Five new pseudohalide bridged Mn(II) complexes of pyrimidine derived Schiff base ligands: Synthesis, crystal structures and magnetic properties

Four new azide bridged dinuclear Mn(II) complexes [Mn(L₁) (μ_1,1-N₃)(N₃)]₂ (1), [Mn(L ₂)(μ_1,1-N₃)(N₃)]₂ (3), [Mn(L₃)(μ_1,1-N₃)(N₃)] ₂[(N₃)Mn(L₃)(μ_1,1-N ₃)(N₃)]₂ (4) and [Mn(L₄)(μ _1,1-N₃)(N₃)]₂[Mn(L ₄)(μ_1,1-N₃)(N₃)]₂ (5) and one new dicynamide bridged binuclear Mn(II) complex {[Mn₂(L ₁)₂(dca)₂(H₂O)₂(μ _1,5-dca)](ClO₄)} (2) have been synthesized using the pyrimidine derived primary Schiff base ligands L_n (n = 1-4), with azide and dicynamide as bridging ligands.

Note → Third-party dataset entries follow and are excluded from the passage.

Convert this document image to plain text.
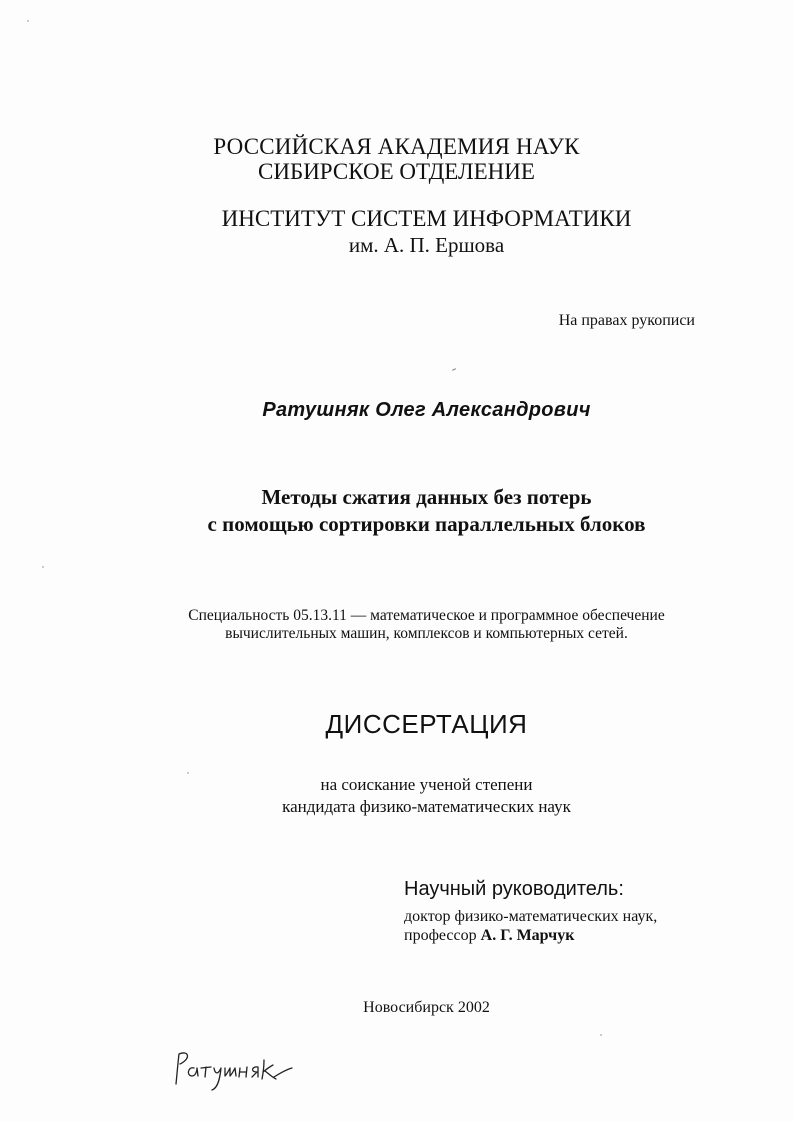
РОССИЙСКАЯ АКАДЕМИЯ НАУК

СИБИРСКОЕ ОТДЕЛЕНИЕ

ИНСТИТУТ СИСТЕМ ИНФОРМАТИКИ

им. А. П. Ершова

На правах рукописи

Ратушняк Олег Александрович

Методы сжатия данных без потерь

с помощью сортировки параллельных блоков

Специальность 05.13.11 — математическое и программное обеспечение

вычислительных машин, комплексов и компьютерных сетей.

ДИССЕРТАЦИЯ

на соискание ученой степени

кандидата физико-математических наук

Научный руководитель:

доктор физико-математических наук,

профессор А. Г. Марчук

Новосибирск 2002

Ратушняк
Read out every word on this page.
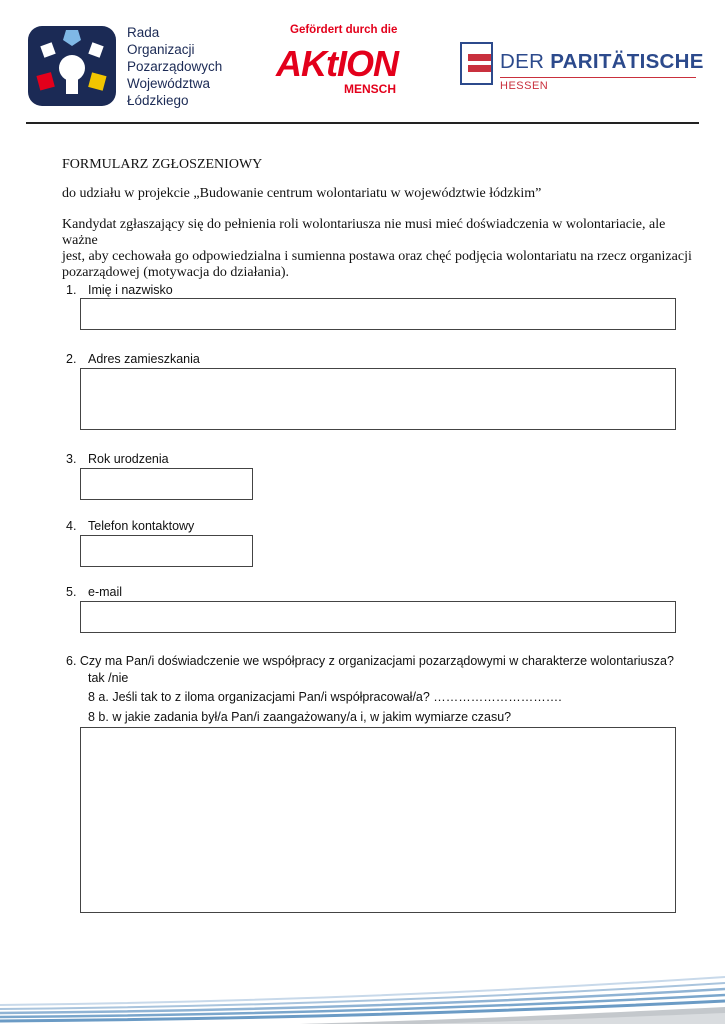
Rada
Organizacji
Pozarządowych
Województwa
Łódzkiego
Gefördert durch die
AKtION
MENSCH
DER PARITÄTISCHE
HESSEN
FORMULARZ ZGŁOSZENIOWY
do udziału w projekcie „Budowanie centrum wolontariatu w województwie łódzkim”
Kandydat zgłaszający się do pełnienia roli wolontariusza nie musi mieć doświadczenia w wolontariacie, ale ważne
jest, aby cechowała go odpowiedzialna i sumienna postawa oraz chęć podjęcia wolontariatu na rzecz organizacji
pozarządowej (motywacja do działania).
1. Imię i nazwisko
2. Adres zamieszkania
3. Rok urodzenia
4. Telefon kontaktowy
5. e-mail
6. Czy ma Pan/i doświadczenie we współpracy z organizacjami pozarządowymi w charakterze wolontariusza?
tak /nie
8 a. Jeśli tak to z iloma organizacjami Pan/i współpracował/a? ………………………….
8 b. w jakie zadania był/a Pan/i zaangażowany/a i, w jakim wymiarze czasu?
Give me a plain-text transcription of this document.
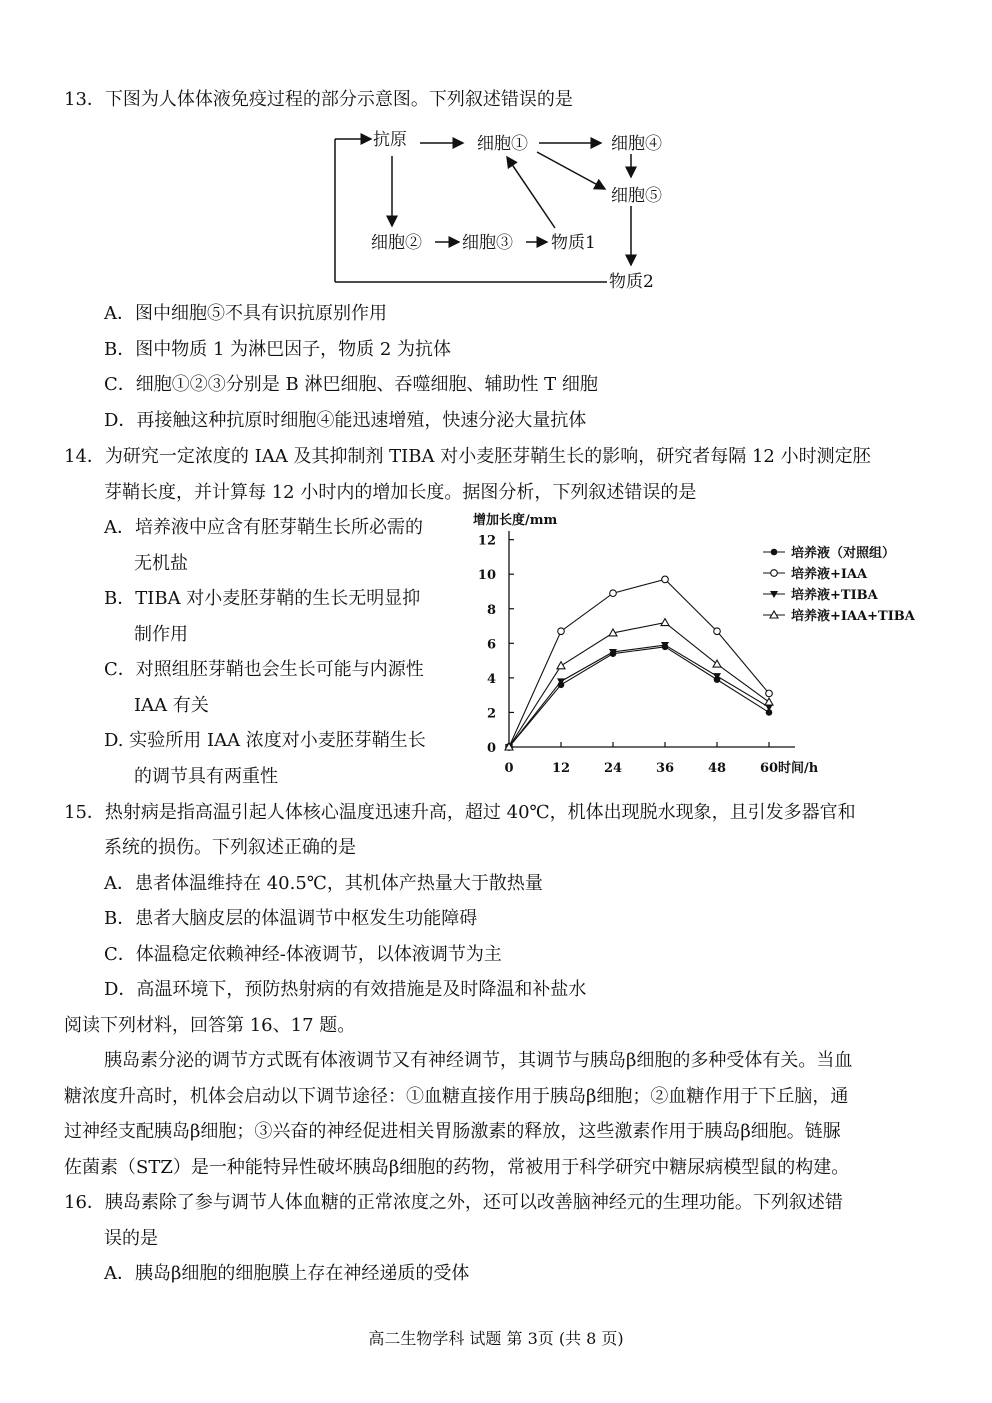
13．下图为人体体液免疫过程的部分示意图。下列叙述错误的是
抗原	细胞①	细胞④
细胞⑤
细胞② 细胞③ 物质1
物质2
A．图中细胞⑤不具有识抗原别作用
B．图中物质 1 为淋巴因子，物质 2 为抗体
C．细胞①②③分别是 B 淋巴细胞、吞噬细胞、辅助性 T 细胞
D．再接触这种抗原时细胞④能迅速增殖，快速分泌大量抗体
14．为研究一定浓度的 IAA 及其抑制剂 TIBA 对小麦胚芽鞘生长的影响，研究者每隔 12 小时测定胚
芽鞘长度，并计算每 12 小时内的增加长度。据图分析，下列叙述错误的是
A．培养液中应含有胚芽鞘生长所必需的
无机盐
B．TIBA 对小麦胚芽鞘的生长无明显抑
制作用
C．对照组胚芽鞘也会生长可能与内源性
IAA 有关
D. 实验所用 IAA 浓度对小麦胚芽鞘生长
的调节具有两重性
增加长度/mm
时间/h
0
2
4
6
8
10
12
0	12	24	36	48	60
培养液（对照组）
培养液+IAA
培养液+TIBA
培养液+IAA+TIBA
15．热射病是指高温引起人体核心温度迅速升高，超过 40℃，机体出现脱水现象，且引发多器官和
系统的损伤。下列叙述正确的是
A．患者体温维持在 40.5℃，其机体产热量大于散热量
B．患者大脑皮层的体温调节中枢发生功能障碍
C．体温稳定依赖神经-体液调节，以体液调节为主
D．高温环境下，预防热射病的有效措施是及时降温和补盐水
阅读下列材料，回答第 16、17 题。
胰岛素分泌的调节方式既有体液调节又有神经调节，其调节与胰岛β细胞的多种受体有关。当血
糖浓度升高时，机体会启动以下调节途径：①血糖直接作用于胰岛β细胞；②血糖作用于下丘脑，通
过神经支配胰岛β细胞；③兴奋的神经促进相关胃肠激素的释放，这些激素作用于胰岛β细胞。链脲
佐菌素（STZ）是一种能特异性破坏胰岛β细胞的药物，常被用于科学研究中糖尿病模型鼠的构建。
16．胰岛素除了参与调节人体血糖的正常浓度之外，还可以改善脑神经元的生理功能。下列叙述错
误的是
A．胰岛β细胞的细胞膜上存在神经递质的受体
高二生物学科 试题 第 3页 (共 8 页)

All the five complexes were characterized by elemental analyses, IR spectroscopy and single crystal X-ray crystallography, together with magnetic measurements of 1-4. The tridentate Schiff base ligands are the [1 + 1] condensation products of 2-hydrazino-4,6-dimethyl pyrimidine with 2-acetyl pyridine, pyridine-2- carbaldehyde, 2-benzoyl pyridine and di(2-pyridyl) ketone for L_n (n = 1-4), respectively. All the complexes except 2 contain Mn(II)-azido links in which the Mn(II) centres are bridged by a di-μ_1,1-azido (double EO) group. The double EO bridging fragments in the complexes are similar with bridging angles (Mn-N-Mn) ranging from 102.59 to 104.81. Magnetic property studies reveal that in 1, 3 and 4 intramolecular ferromagnetic interactions are mediated through the EO azido bridges with J parameters in the range 4.3-5.12 cm^-1, while a weak antiferromagnetic interaction prevails in 2 (J = -0.12 cm^-1) via μ_1,5-dicynamide bridges. In addition, complexes 1, 3 and 4 show weak intermolecular antiferromagnetic interactions (J = -0.025 to -0.027 cm^-1).